Everest Finance a procédé, jeudi 10 septembre à Dakar, au lancement officiel de Sama Naffa, sa plateforme d’épargne pensée comme un levier d’inclusion financière. L’objectif affiché : élargir la collecte auprès des ménages sénégalais en abaissant le ticket d’entrée à 1 000 FCFA, soit environ 1,77 dollar. Une somme modique qui témoigne de la volonté de l’établissement de toucher une clientèle longtemps restée en marge des circuits bancaires traditionnels. Ce déploiement intervient dans un contexte où les mécanismes d’épargne collective, à l’image des tontines, continuent d’occuper une place centrale dans la gestion financière des foyers.

Une architecture hybride mêlant digital et agents de proximité

Sama Naffa s’appuie sur un dispositif qui associe un service numérique à un réseau physique. Des agents de terrain sont mobilisés pour guider les utilisateurs lors de l’ouverture de compte et les accompagner dans l’appropriation de l’outil, notamment auprès d’un public peu habitué aux interfaces bancaires mobiles. Ce modèle mixte vise à contourner les écueils des solutions exclusivement numériques déployées en Afrique de l’Ouest, où la fracture d’usage freine encore l’adoption en dehors des grandes villes.

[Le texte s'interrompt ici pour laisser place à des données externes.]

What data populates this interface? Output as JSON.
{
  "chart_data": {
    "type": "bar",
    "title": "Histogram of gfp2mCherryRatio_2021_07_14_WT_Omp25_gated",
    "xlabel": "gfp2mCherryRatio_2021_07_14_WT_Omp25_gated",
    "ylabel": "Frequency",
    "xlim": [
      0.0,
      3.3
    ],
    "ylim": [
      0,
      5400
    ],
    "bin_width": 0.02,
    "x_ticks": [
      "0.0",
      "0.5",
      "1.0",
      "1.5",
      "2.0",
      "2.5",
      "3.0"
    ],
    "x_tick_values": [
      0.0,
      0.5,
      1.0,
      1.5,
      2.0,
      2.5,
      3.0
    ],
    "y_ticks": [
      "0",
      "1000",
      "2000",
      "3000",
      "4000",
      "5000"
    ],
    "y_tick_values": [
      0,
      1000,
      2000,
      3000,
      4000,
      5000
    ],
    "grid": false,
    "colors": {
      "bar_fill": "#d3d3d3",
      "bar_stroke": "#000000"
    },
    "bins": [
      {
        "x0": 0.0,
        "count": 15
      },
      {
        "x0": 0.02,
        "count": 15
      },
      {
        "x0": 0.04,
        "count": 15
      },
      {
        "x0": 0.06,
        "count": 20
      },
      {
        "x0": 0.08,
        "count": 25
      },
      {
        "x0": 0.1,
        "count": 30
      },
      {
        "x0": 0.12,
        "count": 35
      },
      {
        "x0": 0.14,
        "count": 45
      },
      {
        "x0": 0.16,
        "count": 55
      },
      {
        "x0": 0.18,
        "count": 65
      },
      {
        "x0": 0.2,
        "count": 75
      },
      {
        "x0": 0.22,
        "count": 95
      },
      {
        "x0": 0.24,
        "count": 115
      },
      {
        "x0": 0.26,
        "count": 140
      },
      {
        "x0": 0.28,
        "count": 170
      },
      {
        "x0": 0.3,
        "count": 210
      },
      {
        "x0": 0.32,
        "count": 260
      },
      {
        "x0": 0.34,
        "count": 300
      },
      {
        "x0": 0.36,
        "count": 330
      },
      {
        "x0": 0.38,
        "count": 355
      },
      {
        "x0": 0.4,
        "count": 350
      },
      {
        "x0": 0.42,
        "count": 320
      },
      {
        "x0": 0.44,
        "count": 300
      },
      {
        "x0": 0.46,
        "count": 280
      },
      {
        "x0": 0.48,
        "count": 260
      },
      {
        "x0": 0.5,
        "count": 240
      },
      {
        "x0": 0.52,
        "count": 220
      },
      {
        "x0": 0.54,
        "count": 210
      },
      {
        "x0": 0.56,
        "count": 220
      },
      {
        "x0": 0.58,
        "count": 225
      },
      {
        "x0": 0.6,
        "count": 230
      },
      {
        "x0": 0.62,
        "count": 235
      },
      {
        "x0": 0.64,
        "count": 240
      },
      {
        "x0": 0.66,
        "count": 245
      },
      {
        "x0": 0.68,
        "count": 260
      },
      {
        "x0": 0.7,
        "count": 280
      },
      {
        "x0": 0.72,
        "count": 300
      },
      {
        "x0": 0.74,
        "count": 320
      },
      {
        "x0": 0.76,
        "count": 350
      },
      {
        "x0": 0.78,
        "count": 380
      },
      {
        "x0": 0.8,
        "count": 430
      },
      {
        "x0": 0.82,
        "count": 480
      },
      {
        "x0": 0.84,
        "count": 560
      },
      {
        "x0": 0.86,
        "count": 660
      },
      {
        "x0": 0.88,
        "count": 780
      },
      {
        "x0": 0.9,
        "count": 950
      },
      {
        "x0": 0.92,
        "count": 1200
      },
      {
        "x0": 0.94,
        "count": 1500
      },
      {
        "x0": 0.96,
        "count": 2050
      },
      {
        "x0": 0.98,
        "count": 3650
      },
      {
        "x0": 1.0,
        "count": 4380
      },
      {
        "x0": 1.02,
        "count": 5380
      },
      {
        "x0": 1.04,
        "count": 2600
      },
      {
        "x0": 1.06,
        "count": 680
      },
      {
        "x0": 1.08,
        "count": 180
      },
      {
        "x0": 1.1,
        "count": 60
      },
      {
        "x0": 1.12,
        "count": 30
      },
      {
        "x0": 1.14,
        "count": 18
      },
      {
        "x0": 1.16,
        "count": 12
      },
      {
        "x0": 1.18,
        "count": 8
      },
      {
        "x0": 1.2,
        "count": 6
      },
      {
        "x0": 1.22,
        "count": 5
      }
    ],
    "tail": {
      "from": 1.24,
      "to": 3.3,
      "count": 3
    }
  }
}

Le nom choisi, qui renvoie en wolof à l’idée de bourse ou de cagnotte personnelle, inscrit le produit dans un référentiel culturel familier. Ce positionnement marketing n’est pas fortuit : Everest Finance cherche à se démarquer des offres bancaires classiques en s’appuyant sur la continuité avec les pratiques d’épargne informelle, tout en offrant les garanties d’un opérateur agréé. Une approche qui rejoint celle d’autres acteurs de la microfinance et de la fintech régionale, lesquels misent sur la vernacularisation de leurs services pour élargir leur base de clients.

Au Sénégal, la tontine demeure un pilier incontournable

La mobilisation de l’épargne des ménages sénégalais reste un défi structurel. Une part importante des flux financiers circule via des mécanismes communautaires informels, échappant aux statistiques et au financement de l’économie formelle. Les autorités monétaires régionales, notamment la Banque centrale des États de l’Afrique de l’Ouest (BCEAO), encouragent depuis plusieurs années le rapatriement de ces ressources vers des circuits régulés, condition sine qua non d’un approfondissement du système financier au sein de l’Union économique et monétaire ouest-africaine (UEMOA).

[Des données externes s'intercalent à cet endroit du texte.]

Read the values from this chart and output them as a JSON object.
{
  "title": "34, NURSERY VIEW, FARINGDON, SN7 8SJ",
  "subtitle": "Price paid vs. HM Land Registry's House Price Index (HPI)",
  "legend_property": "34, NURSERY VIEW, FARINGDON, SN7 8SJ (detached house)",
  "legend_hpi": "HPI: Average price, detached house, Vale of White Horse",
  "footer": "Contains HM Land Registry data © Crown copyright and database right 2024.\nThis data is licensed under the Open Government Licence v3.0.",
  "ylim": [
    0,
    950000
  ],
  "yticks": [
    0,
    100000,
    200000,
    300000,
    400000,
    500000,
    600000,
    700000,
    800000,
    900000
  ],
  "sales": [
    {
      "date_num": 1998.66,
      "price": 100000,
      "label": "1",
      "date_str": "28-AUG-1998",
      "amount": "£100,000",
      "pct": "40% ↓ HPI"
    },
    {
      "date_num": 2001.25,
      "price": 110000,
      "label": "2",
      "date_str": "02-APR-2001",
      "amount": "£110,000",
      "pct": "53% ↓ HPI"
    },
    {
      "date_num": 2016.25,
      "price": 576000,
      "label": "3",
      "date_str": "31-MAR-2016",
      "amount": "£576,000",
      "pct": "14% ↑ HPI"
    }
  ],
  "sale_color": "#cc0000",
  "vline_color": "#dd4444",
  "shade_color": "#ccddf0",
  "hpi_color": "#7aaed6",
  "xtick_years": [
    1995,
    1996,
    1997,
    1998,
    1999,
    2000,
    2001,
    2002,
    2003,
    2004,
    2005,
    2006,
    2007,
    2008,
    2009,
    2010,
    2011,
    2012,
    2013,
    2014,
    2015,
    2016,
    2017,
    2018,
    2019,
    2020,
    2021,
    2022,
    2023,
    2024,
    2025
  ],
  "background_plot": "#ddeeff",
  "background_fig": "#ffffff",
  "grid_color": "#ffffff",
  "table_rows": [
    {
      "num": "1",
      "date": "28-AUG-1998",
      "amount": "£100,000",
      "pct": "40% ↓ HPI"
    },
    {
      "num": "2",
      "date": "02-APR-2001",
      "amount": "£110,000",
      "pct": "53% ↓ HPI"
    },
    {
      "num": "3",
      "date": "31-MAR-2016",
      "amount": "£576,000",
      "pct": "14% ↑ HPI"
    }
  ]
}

Dans ce paysage, l’arrivée d’un produit à faible ticket d’entrée cible directement les segments non bancarisés ou sous-bancarisés : travailleurs de l’économie informelle, jeunes, femmes actives dans le commerce de détail. La concurrence pour la collecte s’intensifie avec la montée en puissance du mobile money porté par les opérateurs télécoms et la diversification des institutions de microfinance déjà présentes dans le pays.

Un déploiement progressif au-delà de Dakar

Everest Finance annonce une extension par étapes en dehors de la capitale. Cette prudence géographique découle des contraintes logistiques du modèle d’agents de proximité, dont la rentabilité dépend de la densité du maillage et du volume moyen collecté par point. Le succès de Sama Naffa reposera sur sa capacité à convertir des habitudes d’épargne existantes en dépôts formels, sans altérer l’expérience de flexibilité offerte par les circuits communautaires.

L’enjeu dépasse la seule performance commerciale de l’établissement. En captant l’épargne populaire, ce type de plateforme contribue à alimenter le crédit à l’économie et à renforcer les indicateurs d’inclusion financière suivis par les régulateurs régionaux. Reste à démontrer, sur la durée, que le modèle hybride tient ses promesses face à des utilisateurs sensibles aux frais et à la disponibilité immédiate de leurs fonds. La montée en charge dans les prochains mois donnera une première mesure de l’appétence du marché pour une épargne formalisée à petits pas. Everest Finance prévoit de poursuivre le déploiement du dispositif au-delà de Dakar dans les prochaines phases.